S&P Capital IQ graded portfolios show that over the last 10 days as European equities tumbled, returns for sterling-based investors are being further slashed by sterling’s rapid strengthening against the euro. Most managers report having raised cash from operating levels to between 5% and 10% of total portfolio assets, even higher where permissible.
This latest research says that in the absence of any confident debate, or governmental consensus across Europe, portfolio construction has become highly stock-specific.
“A key finding from our annual review of the Europe sector is that portfolio concentrations are tighter than we have seen for several years as managers focus on their highest-conviction ideas,” comments Peter Fuller, S&P Capital IQ fund analyst.
“Typically, these are companies with the balance-sheet strength to finance growth internally in the absence of bank lending. However, whereas in 2011 it was widely recognised that good companies would overcome poor political governance, managers are now acknowledging that even good companies could be in danger.”

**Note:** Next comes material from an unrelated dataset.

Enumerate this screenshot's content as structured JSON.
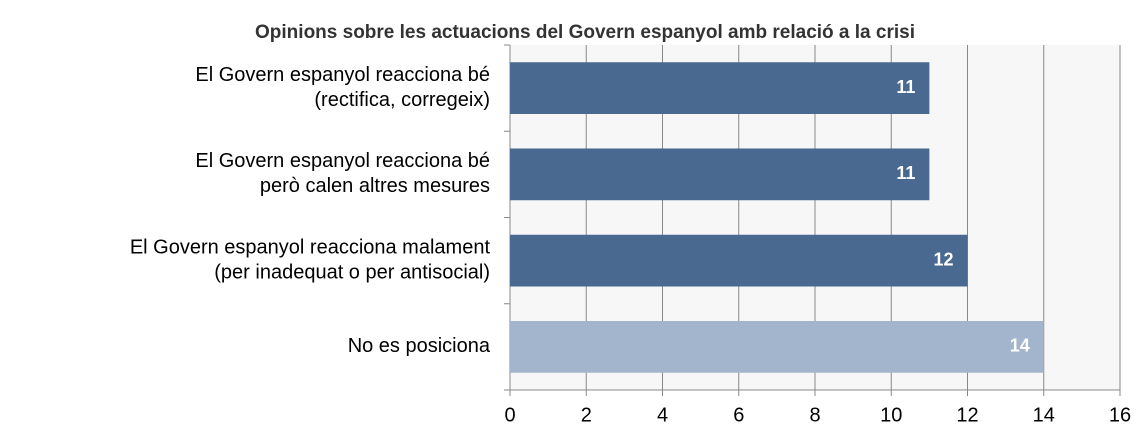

While styles have been maintained, says Fuller, small-cap managers have continued to add more mid-cap exposure while mainstream funds have added defensive stocks where possible. As growth in China has slowed, so too have sales of luxury goods and fashionable brands and the likes of Richemont, Burberry, Audi and so (all key export drivers of performance at various times in 2011), are being replaced by more domestic consumer plays.
“The problem is that many of the traditional defensive names have already been bid higher to the benefit of European equity income managers who were already overweight these stocks.”